San Salvador envoyé spécial

«Enfin les difficultés commencent»" Hector Silva se plonge avec une gourmandise affichée dans les dossiers sensibles de la capitale San Salvador, dont il a ceint, le 1er mai, l'écharpe de maire après son élection triomphale. Signe particulier: ce gynécologue de 49 ans formé aux Etats-Unis était le candidat soutenu par le Front Farabundo Marti de libération nationale (FMLN), l'ancien mouvement de guérilla reconverti en parti politique. Les ex-rebelles du Salvador ont remporté, le même jour, les trois plus grandes villes du pays et 28 sièges de députés, faisant jeu égal avec le parti gouvernemental.

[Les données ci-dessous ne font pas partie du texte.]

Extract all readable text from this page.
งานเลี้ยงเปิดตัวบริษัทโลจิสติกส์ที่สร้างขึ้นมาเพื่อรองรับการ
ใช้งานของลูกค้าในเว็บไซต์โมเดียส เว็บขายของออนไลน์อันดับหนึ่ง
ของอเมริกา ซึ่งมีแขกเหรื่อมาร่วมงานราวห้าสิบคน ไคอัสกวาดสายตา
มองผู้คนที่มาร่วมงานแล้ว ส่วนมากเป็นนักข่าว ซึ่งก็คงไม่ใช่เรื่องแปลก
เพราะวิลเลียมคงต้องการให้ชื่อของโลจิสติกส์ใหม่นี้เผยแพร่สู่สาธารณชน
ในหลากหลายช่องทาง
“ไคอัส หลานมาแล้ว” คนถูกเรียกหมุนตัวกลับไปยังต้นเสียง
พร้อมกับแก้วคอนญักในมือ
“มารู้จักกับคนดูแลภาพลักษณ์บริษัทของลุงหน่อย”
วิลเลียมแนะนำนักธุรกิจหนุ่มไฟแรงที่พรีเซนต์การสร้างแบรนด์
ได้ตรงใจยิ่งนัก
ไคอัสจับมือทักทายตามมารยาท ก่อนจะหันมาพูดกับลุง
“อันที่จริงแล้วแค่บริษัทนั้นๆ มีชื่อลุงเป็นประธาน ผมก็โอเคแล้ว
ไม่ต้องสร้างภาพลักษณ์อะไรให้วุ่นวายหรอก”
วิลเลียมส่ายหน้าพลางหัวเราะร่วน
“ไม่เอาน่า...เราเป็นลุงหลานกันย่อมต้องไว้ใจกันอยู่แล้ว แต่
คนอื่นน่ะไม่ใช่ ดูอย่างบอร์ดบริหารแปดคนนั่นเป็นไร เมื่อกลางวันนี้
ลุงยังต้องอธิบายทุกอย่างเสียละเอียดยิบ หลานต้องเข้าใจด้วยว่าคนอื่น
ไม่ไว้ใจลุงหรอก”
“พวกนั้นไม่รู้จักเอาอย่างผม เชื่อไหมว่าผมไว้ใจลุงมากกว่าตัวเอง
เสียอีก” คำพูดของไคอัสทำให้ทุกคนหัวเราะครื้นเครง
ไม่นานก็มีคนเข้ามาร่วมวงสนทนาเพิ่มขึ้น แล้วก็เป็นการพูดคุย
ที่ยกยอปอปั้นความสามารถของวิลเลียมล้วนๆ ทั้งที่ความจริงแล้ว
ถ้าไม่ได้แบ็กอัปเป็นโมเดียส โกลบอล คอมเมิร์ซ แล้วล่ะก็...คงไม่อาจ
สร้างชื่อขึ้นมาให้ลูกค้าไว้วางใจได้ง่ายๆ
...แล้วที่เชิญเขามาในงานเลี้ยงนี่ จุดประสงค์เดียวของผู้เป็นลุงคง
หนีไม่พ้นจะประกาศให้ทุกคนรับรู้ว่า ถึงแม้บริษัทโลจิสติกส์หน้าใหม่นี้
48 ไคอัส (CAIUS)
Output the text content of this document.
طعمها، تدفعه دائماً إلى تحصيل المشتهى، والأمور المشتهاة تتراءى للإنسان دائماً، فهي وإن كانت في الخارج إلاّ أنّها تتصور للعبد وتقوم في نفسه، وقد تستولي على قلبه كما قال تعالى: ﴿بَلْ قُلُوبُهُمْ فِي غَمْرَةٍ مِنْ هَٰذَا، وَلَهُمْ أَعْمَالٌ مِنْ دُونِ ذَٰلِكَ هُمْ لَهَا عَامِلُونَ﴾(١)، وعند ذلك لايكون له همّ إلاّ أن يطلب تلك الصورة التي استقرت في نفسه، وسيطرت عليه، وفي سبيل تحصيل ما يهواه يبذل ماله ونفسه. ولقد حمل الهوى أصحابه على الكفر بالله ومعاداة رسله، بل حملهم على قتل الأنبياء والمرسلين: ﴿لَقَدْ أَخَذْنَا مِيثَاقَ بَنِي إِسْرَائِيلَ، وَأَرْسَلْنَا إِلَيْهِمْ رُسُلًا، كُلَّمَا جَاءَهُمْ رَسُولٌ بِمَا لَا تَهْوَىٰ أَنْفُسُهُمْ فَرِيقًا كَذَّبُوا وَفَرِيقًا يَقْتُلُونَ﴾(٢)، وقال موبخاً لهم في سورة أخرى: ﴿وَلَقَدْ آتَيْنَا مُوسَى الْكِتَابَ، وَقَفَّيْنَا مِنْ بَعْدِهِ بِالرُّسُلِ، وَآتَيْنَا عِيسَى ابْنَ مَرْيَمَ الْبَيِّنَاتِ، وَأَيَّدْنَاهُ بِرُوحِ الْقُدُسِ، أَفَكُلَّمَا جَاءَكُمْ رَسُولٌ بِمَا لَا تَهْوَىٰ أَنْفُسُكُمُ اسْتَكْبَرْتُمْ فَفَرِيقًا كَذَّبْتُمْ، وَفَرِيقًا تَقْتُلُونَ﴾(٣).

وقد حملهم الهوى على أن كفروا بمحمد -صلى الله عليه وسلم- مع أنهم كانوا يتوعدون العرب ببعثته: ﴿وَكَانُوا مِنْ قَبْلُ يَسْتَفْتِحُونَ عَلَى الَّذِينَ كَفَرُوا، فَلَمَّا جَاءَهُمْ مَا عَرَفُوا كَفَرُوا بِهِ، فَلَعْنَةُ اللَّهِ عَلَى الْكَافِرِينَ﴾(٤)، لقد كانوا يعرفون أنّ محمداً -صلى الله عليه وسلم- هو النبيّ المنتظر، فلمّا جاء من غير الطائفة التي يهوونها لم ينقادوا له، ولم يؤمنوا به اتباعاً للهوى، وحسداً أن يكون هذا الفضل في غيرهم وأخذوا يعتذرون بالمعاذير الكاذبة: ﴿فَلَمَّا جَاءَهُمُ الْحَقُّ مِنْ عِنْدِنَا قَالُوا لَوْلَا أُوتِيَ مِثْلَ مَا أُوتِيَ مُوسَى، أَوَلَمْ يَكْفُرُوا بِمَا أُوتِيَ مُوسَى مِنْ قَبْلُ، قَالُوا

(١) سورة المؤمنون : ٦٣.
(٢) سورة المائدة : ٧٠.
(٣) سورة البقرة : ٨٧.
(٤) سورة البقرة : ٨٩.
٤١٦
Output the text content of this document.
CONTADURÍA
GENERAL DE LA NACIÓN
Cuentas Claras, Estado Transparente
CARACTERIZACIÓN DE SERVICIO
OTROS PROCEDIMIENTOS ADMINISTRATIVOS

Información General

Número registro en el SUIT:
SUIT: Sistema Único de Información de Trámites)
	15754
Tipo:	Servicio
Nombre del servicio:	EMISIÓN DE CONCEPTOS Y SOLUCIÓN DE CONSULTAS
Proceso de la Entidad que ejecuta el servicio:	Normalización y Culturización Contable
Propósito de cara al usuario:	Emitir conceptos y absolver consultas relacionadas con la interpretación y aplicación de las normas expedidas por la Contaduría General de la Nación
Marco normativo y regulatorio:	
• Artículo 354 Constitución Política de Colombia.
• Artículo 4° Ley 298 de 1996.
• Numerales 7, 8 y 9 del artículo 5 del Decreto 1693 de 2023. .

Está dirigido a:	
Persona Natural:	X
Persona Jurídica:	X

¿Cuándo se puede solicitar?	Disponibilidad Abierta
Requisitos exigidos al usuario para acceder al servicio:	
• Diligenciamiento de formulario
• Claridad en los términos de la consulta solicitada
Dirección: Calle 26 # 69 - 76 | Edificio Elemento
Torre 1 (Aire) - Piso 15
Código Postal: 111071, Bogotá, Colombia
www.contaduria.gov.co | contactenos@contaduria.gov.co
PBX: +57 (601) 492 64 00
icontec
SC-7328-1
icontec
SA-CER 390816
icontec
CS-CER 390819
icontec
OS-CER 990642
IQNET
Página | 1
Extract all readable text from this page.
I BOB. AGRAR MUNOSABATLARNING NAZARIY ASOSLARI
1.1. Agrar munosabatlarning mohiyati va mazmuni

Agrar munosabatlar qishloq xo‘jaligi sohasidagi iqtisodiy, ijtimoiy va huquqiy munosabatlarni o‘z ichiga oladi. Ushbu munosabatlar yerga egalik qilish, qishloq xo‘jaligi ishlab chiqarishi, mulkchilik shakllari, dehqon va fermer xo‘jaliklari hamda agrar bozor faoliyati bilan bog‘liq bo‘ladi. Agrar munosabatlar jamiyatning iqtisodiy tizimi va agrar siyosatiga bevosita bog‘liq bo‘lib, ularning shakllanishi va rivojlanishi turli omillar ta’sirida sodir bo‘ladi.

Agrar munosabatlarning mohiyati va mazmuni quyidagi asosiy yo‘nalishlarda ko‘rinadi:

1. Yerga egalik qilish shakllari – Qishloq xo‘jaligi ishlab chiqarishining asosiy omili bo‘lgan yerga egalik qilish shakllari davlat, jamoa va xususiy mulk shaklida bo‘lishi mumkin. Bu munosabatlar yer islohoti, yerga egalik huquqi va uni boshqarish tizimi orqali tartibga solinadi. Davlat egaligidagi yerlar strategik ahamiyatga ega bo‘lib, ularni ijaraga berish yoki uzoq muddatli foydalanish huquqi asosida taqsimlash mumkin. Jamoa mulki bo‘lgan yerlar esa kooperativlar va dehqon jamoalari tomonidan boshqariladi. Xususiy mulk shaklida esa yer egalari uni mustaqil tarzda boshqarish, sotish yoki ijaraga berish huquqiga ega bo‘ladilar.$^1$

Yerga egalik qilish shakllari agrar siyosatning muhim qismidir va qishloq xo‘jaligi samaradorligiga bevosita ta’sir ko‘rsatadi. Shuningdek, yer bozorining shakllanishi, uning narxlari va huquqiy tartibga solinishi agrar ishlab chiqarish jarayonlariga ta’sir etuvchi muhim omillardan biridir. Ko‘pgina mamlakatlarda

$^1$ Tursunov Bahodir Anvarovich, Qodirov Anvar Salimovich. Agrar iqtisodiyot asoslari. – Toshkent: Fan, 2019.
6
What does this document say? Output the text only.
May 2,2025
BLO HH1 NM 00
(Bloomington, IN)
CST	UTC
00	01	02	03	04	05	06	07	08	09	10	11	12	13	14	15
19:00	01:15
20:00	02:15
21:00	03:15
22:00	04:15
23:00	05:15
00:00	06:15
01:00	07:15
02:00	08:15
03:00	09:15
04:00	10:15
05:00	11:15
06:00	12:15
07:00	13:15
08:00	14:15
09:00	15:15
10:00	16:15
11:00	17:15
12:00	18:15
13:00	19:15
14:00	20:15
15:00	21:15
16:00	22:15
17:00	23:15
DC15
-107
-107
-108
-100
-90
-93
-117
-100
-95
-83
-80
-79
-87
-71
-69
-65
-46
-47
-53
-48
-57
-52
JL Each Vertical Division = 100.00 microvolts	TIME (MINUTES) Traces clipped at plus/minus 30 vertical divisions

Les urnes leur ont ainsi ouvert des conquêtes qu'ils n'étaient jamais parvenus à réaliser les armes à la main en douze ans de guerre civile. En revanche, l'Arena (Alliance républicaine nationaliste, droite) du président Armando Calderon Sol a essuyé de cuisantes déconvenues, et sera contrainte de partager le pouvoir avec de petites formations conservatrices, au prix de compromis en cours de tractations.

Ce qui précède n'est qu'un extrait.